塩で食べた方が美味しい物や、珍しいネタの紹介は、
とうとう一回も無かったのだから・・・。
「どうですか?
ね、美味いでしょ?」
「塩だとすっきりして美味しいね」
「スダチが効いてるんですよ」
山田屋の板長だと、こういう時に他の客の顔をよく見ている。
美味しそうだな・・という顔を見つければ、その客にも勧めて
その味わいを強引に共有させてしまうのだが・・・
「それと、車の生があるんで食べませんか?」
「お〜」
何だよ、生があるのかよ。
きいてみりゃよかったな・・・
その声と同時に脇板が形の良い車海老を持って入ってきた。
ま、あまり金を落としそうに見えないだろう一見の客に、
この店では数少ない常連向け食材を提供する気はないのだろう。
そんな扱いはどこでも良く受けるから大して腹は立たないが、
それにしても素っ気ないなぁ・・・と思いつつ、この店の海老の扱いを見学する事にした。

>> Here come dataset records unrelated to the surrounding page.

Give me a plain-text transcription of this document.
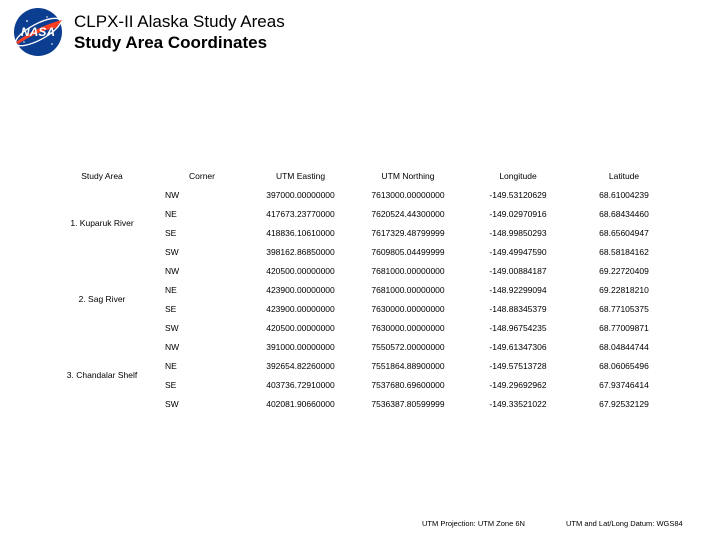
NASA
CLPX-II Alaska Study Areas
Study Area Coordinates
Study Area	Corner	UTM Easting	UTM Northing	Longitude	Latitude
1. Kuparuk River	NW	397000.00000000	7613000.00000000	-149.53120629	68.61004239
	NE	417673.23770000	7620524.44300000	-149.02970916	68.68434460
	SE	418836.10610000	7617329.48799999	-148.99850293	68.65604947
	SW	398162.86850000	7609805.04499999	-149.49947590	68.58184162
2. Sag River	NW	420500.00000000	7681000.00000000	-149.00884187	69.22720409
	NE	423900.00000000	7681000.00000000	-148.92299094	69.22818210
	SE	423900.00000000	7630000.00000000	-148.88345379	68.77105375
	SW	420500.00000000	7630000.00000000	-148.96754235	68.77009871
3. Chandalar Shelf	NW	391000.00000000	7550572.00000000	-149.61347306	68.04844744
	NE	392654.82260000	7551864.88900000	-149.57513728	68.06065496
	SE	403736.72910000	7537680.69600000	-149.29692962	67.93746414
	SW	402081.90660000	7536387.80599999	-149.33521022	67.92532129
UTM Projection: UTM Zone 6N	UTM and Lat/Long Datum: WGS84
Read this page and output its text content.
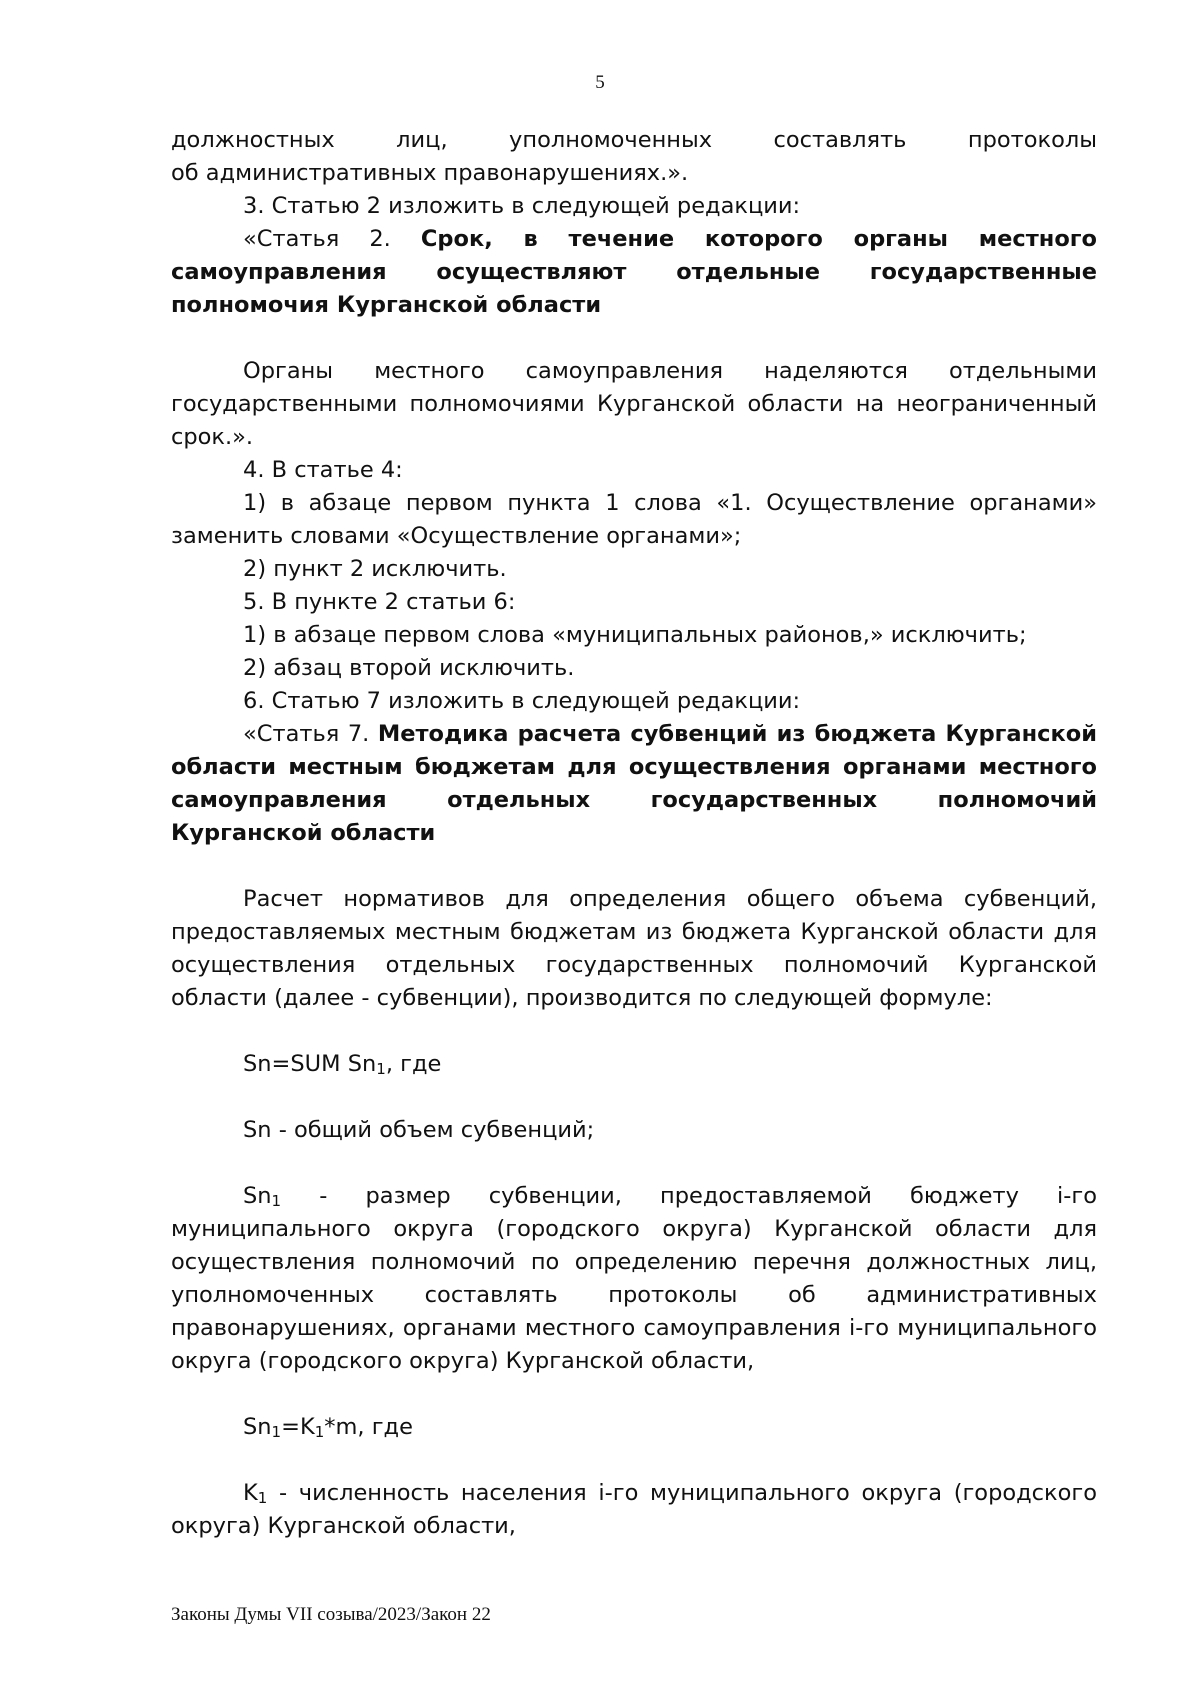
5

должностных лиц, уполномоченных составлять протоколы

об административных правонарушениях.».

3. Статью 2 изложить в следующей редакции:

«Статья 2. Срок, в течение которого органы местного самоуправления осуществляют отдельные государственные полномочия Курганской области

Органы местного самоуправления наделяются отдельными государственными полномочиями Курганской области на неограниченный срок.».

4. В статье 4:

1) в абзаце первом пункта 1 слова «1. Осуществление органами» заменить словами «Осуществление органами»;

2) пункт 2 исключить.

5. В пункте 2 статьи 6:

1) в абзаце первом слова «муниципальных районов,» исключить;

2) абзац второй исключить.

6. Статью 7 изложить в следующей редакции:

«Статья 7. Методика расчета субвенций из бюджета Курганской области местным бюджетам для осуществления органами местного самоуправления отдельных государственных полномочий Курганской области

Расчет нормативов для определения общего объема субвенций, предоставляемых местным бюджетам из бюджета Курганской области для осуществления отдельных государственных полномочий Курганской области (далее - субвенции), производится по следующей формуле:

Sn=SUM $Sn_1$, где

Sn - общий объем субвенций;

$Sn_1$ - размер субвенции, предоставляемой бюджету i-го муниципального округа (городского округа) Курганской области для осуществления полномочий по определению перечня должностных лиц, уполномоченных составлять протоколы об административных правонарушениях, органами местного самоуправления i-го муниципального округа (городского округа) Курганской области,

$Sn_1=K_1*m$, где

$K_1$ - численность населения i-го муниципального округа (городского округа) Курганской области,

Законы Думы VII созыва/2023/Закон 22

活きが今一歩の海老の頭を落として、それはそのままコンロの上。
殻をむいて開いた身は鹿の子に包丁を入れて固さを取る・・・・が、
おい?
湯引きはしないのか??
剥いたまま、客に出すのか???
海老が持っている雑菌を殺し、身を必要以上に固くしない調理方法を
この店ではやらないで出すって事なのか????
「はい、どうぞ。
車の生です。」
「生は滅多に食べられないからなぁ」
「美味しいですよ」
「生って固いでしょ?」
「生ですからね。
でも、食べやすいように包丁入れてますから」
寿司屋には、色々な客が来る。
中には、寿司が好きで食べ歩いたり、色々な情報を知っている客もいる。
間違いでは無いが危険性のある調理方法を目の前で見せる事は、
将来の常連を作る事には役立たない。
悪いけど、この店の常連になる気持ちは無くなってしまった。